The Treasury introduced a 0% BIK tax rate for pure electric company cars in 2020/21, rising to 1% for 2021/22. 

Company car tax rates had already been published up until 2024/25, with the BIK rate for zero-emission cars rising to 2% in 2022/23 and staying at that rate for the tax years 2023/24 and 2024/25. 

Zero emission cars are also exempt from vehicle excise duty (VED) until at least March 2025.

Hollick said: “We’ve been banging the drum about this for some time, that to make the Government’s 2030 electrification deadline workable, we need to have corresponding benefit-in-kind tables in order to strategise effectively.

“Many fleets, including AFP members, have long-term plans in place predicated on meeting that date but it is clear we need a stable and predictable taxation environment in order to do so.”

The AFP says it is realistic about the future of BIK rates, recognising that those applied to EVs would probably have been increased at some point in time, but it wants to see this done in a transparent and graduated manner.

“As EVs become the dominant power in company cars, which we expect to happen around the middle of this decade, the Government could reasonably move to reduce the incentives attached to them or look to other sources of taxation in order to maintain revenue,” continued Hollick. “That makes sense but it needs to be done in a planned and responsible manner.”

Right now, Hollick says that many drivers are returning to company cars and choosing an EV, or taking one through salary sacrifice, in large part because of the minimal taxation they pay.

“This benefits them financially but also helps the Government decarbonise road transport,” he explained. “It is an incentive-and-result approach that is built on trust.

“What we very much want to avoid is a potential situation where the Treasury of the time suddenly realise that the company car parc is perhaps 60% EV at some point in the mid-late 2020s and push up benefit-in-kind substantially.

“That would be unfair on individual drivers, we believe, and also threaten the responsible, committed long-term electrification plans that many, many fleets are pursuing, including our members.”

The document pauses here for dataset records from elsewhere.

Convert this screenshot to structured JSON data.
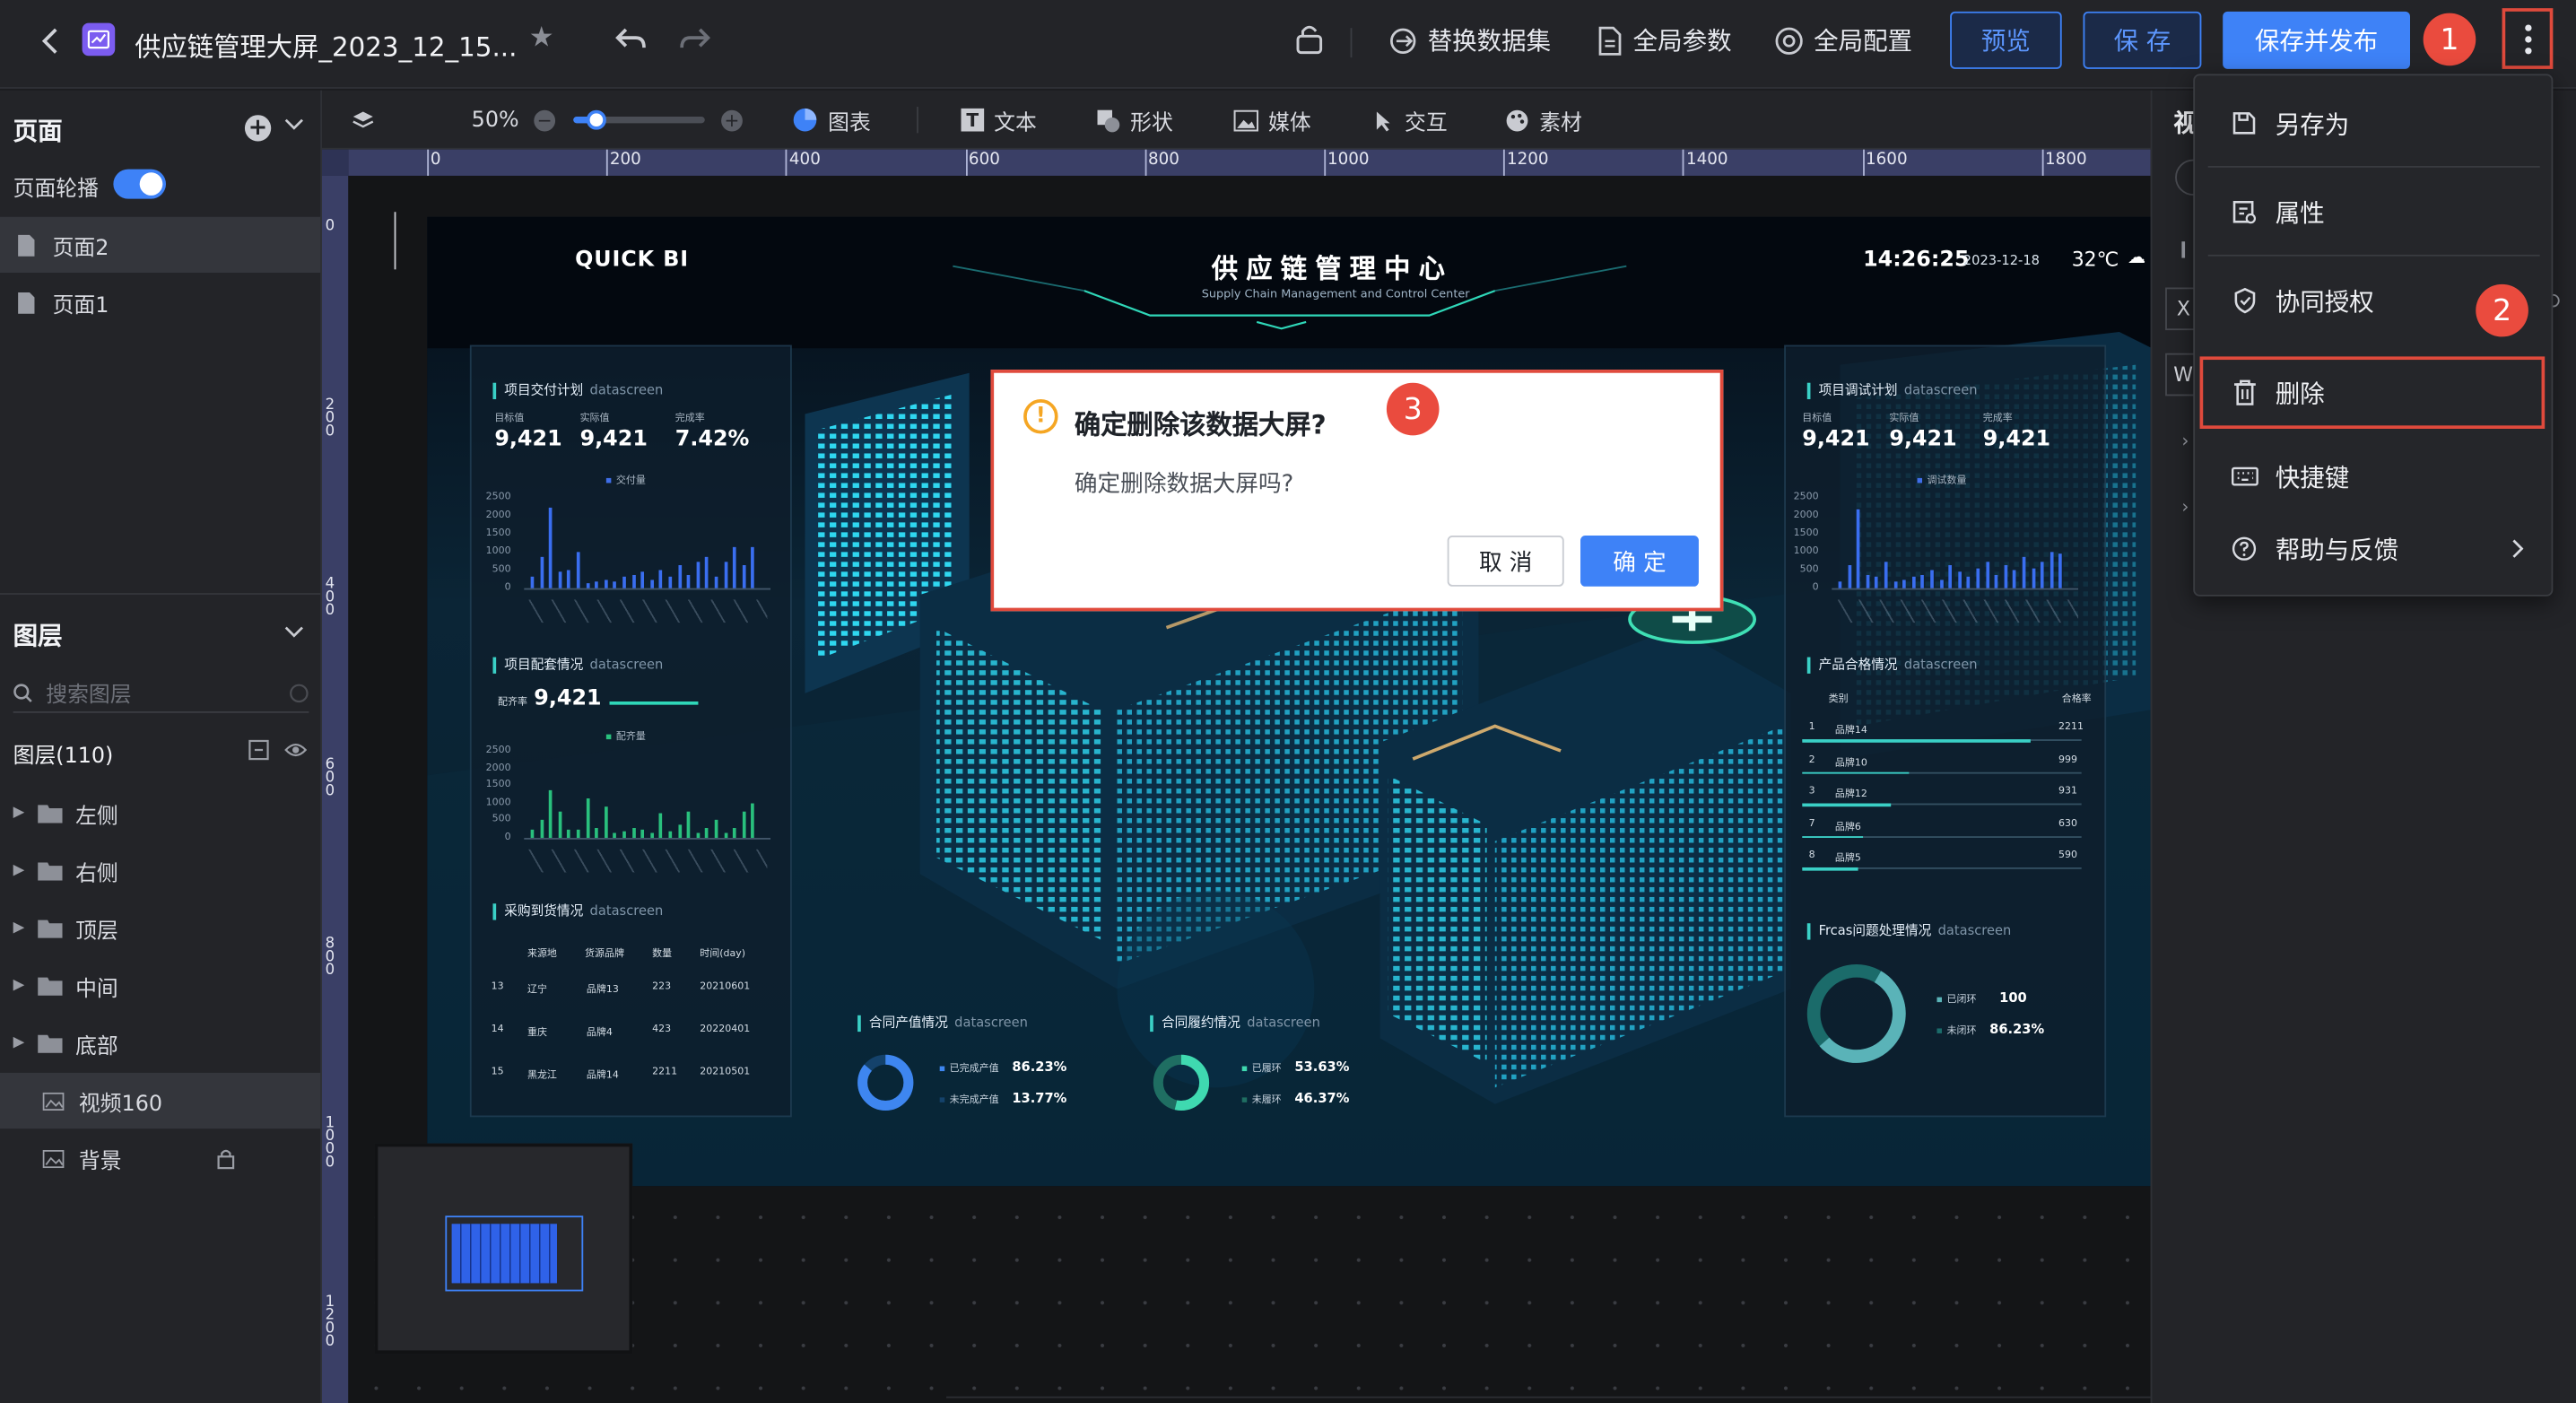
{
  "header": {
    "title": "供应链管理大屏_2023_12_15...",
    "actions": [
      "替换数据集",
      "全局参数",
      "全局配置"
    ],
    "preview_label": "预览",
    "save_label": "保 存",
    "save_publish_label": "保存并发布"
  },
  "toolbar": {
    "zoom": "50%",
    "zoom_level": 0.1,
    "tools": [
      "图表",
      "文本",
      "形状",
      "媒体",
      "交互",
      "素材"
    ]
  },
  "pages": {
    "title": "页面",
    "carousel_label": "页面轮播",
    "carousel_on": true,
    "items": [
      "页面2",
      "页面1"
    ]
  },
  "layers": {
    "title": "图层",
    "search_placeholder": "搜索图层",
    "count_label": "图层(110)",
    "groups": [
      "左侧",
      "右侧",
      "顶层",
      "中间",
      "底部"
    ],
    "items": [
      "视频160",
      "背景"
    ]
  },
  "rulers": {
    "h": [
      "0",
      "200",
      "400",
      "600",
      "800",
      "1000",
      "1200",
      "1400",
      "1600",
      "1800"
    ],
    "v": [
      "0",
      "200",
      "400",
      "600",
      "800",
      "1000",
      "1200"
    ]
  },
  "dashboard": {
    "brand": "QUICK BI",
    "title": "供应链管理中心",
    "subtitle": "Supply Chain Management and Control Center",
    "time": "14:26:25",
    "date": "2023-12-18",
    "temp": "32℃",
    "panel_sub": "datascreen",
    "left1": {
      "title": "项目交付计划",
      "kpis": [
        {
          "label": "目标值",
          "value": "9,421"
        },
        {
          "label": "实际值",
          "value": "9,421"
        },
        {
          "label": "完成率",
          "value": "7.42%"
        }
      ],
      "legend": "交付量",
      "yticks": [
        "2500",
        "2000",
        "1500",
        "1000",
        "500",
        "0"
      ]
    },
    "left2": {
      "title": "项目配套情况",
      "kpi_label": "配齐率",
      "kpi_value": "9,421",
      "legend": "配齐量",
      "yticks": [
        "2500",
        "2000",
        "1500",
        "1000",
        "500",
        "0"
      ]
    },
    "left3": {
      "title": "采购到货情况",
      "headers": [
        "来源地",
        "货源品牌",
        "数量",
        "时间(day)"
      ],
      "rows": [
        [
          "13",
          "辽宁",
          "品牌13",
          "223",
          "20210601"
        ],
        [
          "14",
          "重庆",
          "品牌4",
          "423",
          "20220401"
        ],
        [
          "15",
          "黑龙江",
          "品牌14",
          "2211",
          "20210501"
        ]
      ]
    },
    "bottom1": {
      "title": "合同产值情况",
      "rows": [
        {
          "label": "已完成产值",
          "value": "86.23%"
        },
        {
          "label": "未完成产值",
          "value": "13.77%"
        }
      ]
    },
    "bottom2": {
      "title": "合同履约情况",
      "rows": [
        {
          "label": "已履环",
          "value": "53.63%"
        },
        {
          "label": "未履环",
          "value": "46.37%"
        }
      ]
    },
    "right1": {
      "title": "项目调试计划",
      "kpis": [
        {
          "label": "目标值",
          "value": "9,421"
        },
        {
          "label": "实际值",
          "value": "9,421"
        },
        {
          "label": "完成率",
          "value": "9,421"
        }
      ],
      "legend": "调试数量",
      "yticks": [
        "2500",
        "2000",
        "1500",
        "1000",
        "500",
        "0"
      ]
    },
    "right2": {
      "title": "产品合格情况",
      "headers": [
        "类别",
        "合格率"
      ],
      "rows": [
        [
          "1",
          "品牌14",
          "2211"
        ],
        [
          "2",
          "品牌10",
          "999"
        ],
        [
          "3",
          "品牌12",
          "931"
        ],
        [
          "7",
          "品牌6",
          "630"
        ],
        [
          "8",
          "品牌5",
          "590"
        ]
      ]
    },
    "right3": {
      "title": "Frcas问题处理情况",
      "rows": [
        {
          "label": "已闭环",
          "value": "100"
        },
        {
          "label": "未闭环",
          "value": "86.23%"
        }
      ]
    }
  },
  "menu": {
    "items": [
      "另存为",
      "属性",
      "协同授权",
      "删除",
      "快捷键",
      "帮助与反馈"
    ]
  },
  "dialog": {
    "title": "确定删除该数据大屏?",
    "message": "确定删除数据大屏吗?",
    "cancel_label": "取 消",
    "confirm_label": "确 定"
  },
  "right_panel": {
    "title_fragment": "视",
    "field_x": "X",
    "field_w": "W"
  },
  "badges": [
    "1",
    "2",
    "3"
  ],
  "colors": {
    "primary": "#3e82f7",
    "highlight_border": "#e04a3c",
    "badge": "#ea4b3e",
    "warning": "#f5a623"
  }
}
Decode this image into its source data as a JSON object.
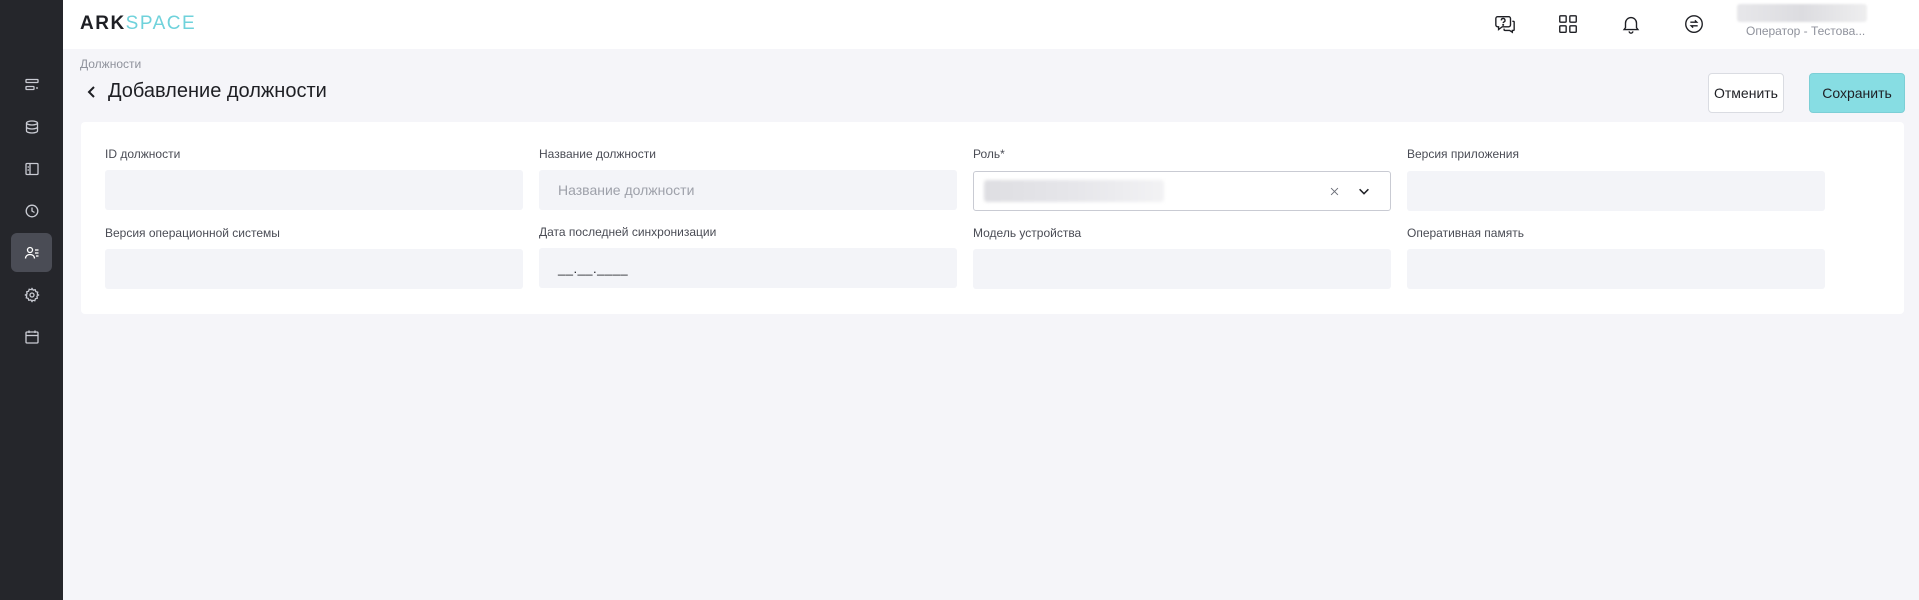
{
  "app": {
    "logo_part1": "ARK",
    "logo_part2": "SPACE"
  },
  "sidebar": {
    "items": [
      {
        "icon": "list-icon"
      },
      {
        "icon": "database-icon"
      },
      {
        "icon": "layout-icon"
      },
      {
        "icon": "clock-icon"
      },
      {
        "icon": "users-icon",
        "active": true
      },
      {
        "icon": "gear-icon"
      },
      {
        "icon": "calendar-icon"
      }
    ]
  },
  "header": {
    "icons": [
      "help-chat-icon",
      "apps-grid-icon",
      "bell-icon",
      "sync-icon"
    ],
    "user_role": "Оператор - Тестова..."
  },
  "breadcrumb": "Должности",
  "page": {
    "title": "Добавление должности",
    "cancel_label": "Отменить",
    "save_label": "Сохранить"
  },
  "form": {
    "fields": [
      {
        "label": "ID должности",
        "value": "",
        "placeholder": ""
      },
      {
        "label": "Название должности",
        "value": "",
        "placeholder": "Название должности"
      },
      {
        "label": "Роль*",
        "type": "select"
      },
      {
        "label": "Версия приложения",
        "value": "",
        "placeholder": ""
      },
      {
        "label": "Версия операционной системы",
        "value": "",
        "placeholder": ""
      },
      {
        "label": "Дата последней синхронизации",
        "value": "__.__.____",
        "placeholder": ""
      },
      {
        "label": "Модель устройства",
        "value": "",
        "placeholder": ""
      },
      {
        "label": "Оперативная память",
        "value": "",
        "placeholder": ""
      }
    ]
  },
  "colors": {
    "sidebar_bg": "#25262b",
    "accent": "#87dde3",
    "logo_accent": "#6fd2db",
    "page_bg": "#f5f5f9"
  }
}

The AFP believes that the current, four-year cycle issue is the leading edge of a potential problem that is only going to get bigger.

“We would like to repeat our request to the Government to look at this issue in the short-term,” said Hollick. “Introducing benefit-in-kind tables up to 2030 would probably be the single best thing, no-cost action that they could undertake to aid EV take-up by fleets.”